Depuis son indépendance, le Liban a été confronté à de nombreux défis politiques et sécuritaires. Entre cellules terroristes et réseaux d’espionnage, les autorités libanaises ont eu du pain sur la planche, mais les affaires ne sont jamais allées trop loin, comme en témoigne l’attentat de la place Sassine, en 1959. Retour sur l’histoire.
Après l’insurrection de 1958, les incidents se sont multipliés et le jeune Etat libanais s’est vu confronté à des problèmes de plus en plus difficiles.
Le 5 août 1959, les autorités arrêtent Georges Nasr, auteur d’un attentat commis quelque temps plus tôt place Sassine, à Achrafié. Ses révélations sont choquantes. Il évoque l’implication de certaines personnalités dans des attentats perpétrés à la même époque. La presse se saisit de l’affaire et commence à creuser. Des accusations politiques sont lancées. Elles visent tantôt le Parti populaire syrien (l’actuel PSNS), tantôt le Parti national libéral (PNL).
Georges Nasr avait été l’une des victimes du tramway de Nasra. Le 26 mai 1958, au niveau de la station Nasra, près du Lycée français, rue de Damas, le tramway 112, bondé, a été soufflé par une bombe placée dans une valise abandonnée. Bilan: quatre tués et dix-huit blessés.
Nasr a fait des révélations impliquant des milieux politiques. Le député Henri Traboulsi du PNL et Sobhi Abou Eid du PPS n’apportent cependant aucun élément nouveau à l’enquête. Mais, à la suite de ces révélations, le 24 août 1959, six terroristes sont arrêtés à Achrafié. Les autorités saisissent des explosifs dans un appartement de la rue Zahar dans le même quartier. Ils sont reconnus responsables de certains attentats à la bombe commis dans différentes régions. Condamnés le 5 novembre 1959 à des peines de travaux forcés de trois à cinq ans, la Cour de cassation militaire confirme le jugement, le 29 décembre.
Espions israéliens
La situation sécuritaire semblait se normaliser pendant un certain temps, mais d’autres cellules terroristes réapparaissent. Le
9 février 1963, une enquête menée dans le plus grand secret aboutit au démantèlement d’un réseau basé à Tripoli. Il s’est avéré que les terroristes planifiaient des actes contre des édifices publics.

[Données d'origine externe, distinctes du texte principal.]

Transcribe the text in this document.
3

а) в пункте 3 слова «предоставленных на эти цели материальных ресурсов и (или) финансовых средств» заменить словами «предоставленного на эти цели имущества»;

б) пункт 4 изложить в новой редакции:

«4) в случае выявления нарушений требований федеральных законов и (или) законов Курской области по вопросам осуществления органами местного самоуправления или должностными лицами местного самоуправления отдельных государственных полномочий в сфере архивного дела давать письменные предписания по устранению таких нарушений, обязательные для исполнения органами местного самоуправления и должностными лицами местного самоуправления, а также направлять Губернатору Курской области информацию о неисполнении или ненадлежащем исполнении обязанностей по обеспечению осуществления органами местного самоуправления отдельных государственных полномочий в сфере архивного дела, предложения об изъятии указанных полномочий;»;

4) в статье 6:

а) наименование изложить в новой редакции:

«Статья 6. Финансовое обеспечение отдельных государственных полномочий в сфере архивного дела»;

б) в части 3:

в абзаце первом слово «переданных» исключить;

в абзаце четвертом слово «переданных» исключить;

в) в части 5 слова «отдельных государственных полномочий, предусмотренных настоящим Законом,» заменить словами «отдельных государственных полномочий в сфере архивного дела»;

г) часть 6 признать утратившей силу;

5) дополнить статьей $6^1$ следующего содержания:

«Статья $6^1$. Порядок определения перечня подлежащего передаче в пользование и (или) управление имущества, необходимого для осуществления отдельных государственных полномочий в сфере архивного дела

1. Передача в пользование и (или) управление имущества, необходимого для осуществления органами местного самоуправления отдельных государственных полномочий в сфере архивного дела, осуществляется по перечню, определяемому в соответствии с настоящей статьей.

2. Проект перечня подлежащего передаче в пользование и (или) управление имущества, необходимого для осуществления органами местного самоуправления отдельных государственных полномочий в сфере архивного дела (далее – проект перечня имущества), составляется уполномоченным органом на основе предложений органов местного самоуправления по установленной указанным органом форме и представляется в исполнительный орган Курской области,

Les autorités se démènent entre terrorisme et espionnage. Les tentatives d’un retour à l’Etat butaient contre des obstacles majeurs. Les ordres vont dans le sens du démantèlement de tout ce qui peut nuire d’une façon ou d’une autre à la sécurité.
Début octobre 1959, un réseau d’espionnage pro-israélien est démantelé. Le juge d’instruction Nagib Kfoury lance un mandat d’arrêt contre Toufic Mizrahi, directeur du Commerce du Levant. Il interroge aussi le commerçant Elie Lévy, Fayek Khoury, journaliste, Amine Zeytouni, inspecteur à la Sûreté générale, Mohammad Zayour, reporter, et Samir Salem, ex-informateur des services de renseignements syriens, tous accusés d’être impliqués dans ce réseau. C’est une période pendant laquelle des milliers de juifs décident de quitter le Liban pour Israël. L’enquête dure six mois, mais elle n’est pas concluante. Le 8 avril 1960, faute de preuves, le Tribunal militaire acquitte les inculpés.
L’affaire s’arrête là. Mais en juin 1962, un autre réseau d’espionnage est découvert. La peine de mort est requise contre ses vingt-sept membres. L’enquête révèle qu’ils opéraient en Syrie et au Liban et étaient dirigés par Jamil Karah. Ils fournissaient à Israël, depuis 1954, des renseignements militaires, économiques et politiques sur les deux pays.
Sous le mandat du président Fouad Chéhab, plusieurs affaires de ce type ont dû être traitées, mais la situation encore précaire dans le pays ne permettait pas d’aller trop loin, et la plupart des affaires n’ont pas abouti et de nombreux suspects ont été graciés.
Arlette Kassas
Les informations citées dans cet article sont tirées du Mémorial du Liban – le mandat Fouad Chéhab, de Joseph Chami.
La Brigade 16
Après les événements de 1958, l’état de
sécurité exigeait des mesures exceptionnelles. Le 11 mars 1959, la Brigade 16 de la police voit le jour. Sa mission est d’intervenir 24/24h dans tous les cas d’urgence. Elle regroupe cent agents spécialement entraînés, auxquels s’ajouteront cent autres. Elle devait seconder les soixante patrouilles de police chargées de la sécurité à Beyrouth.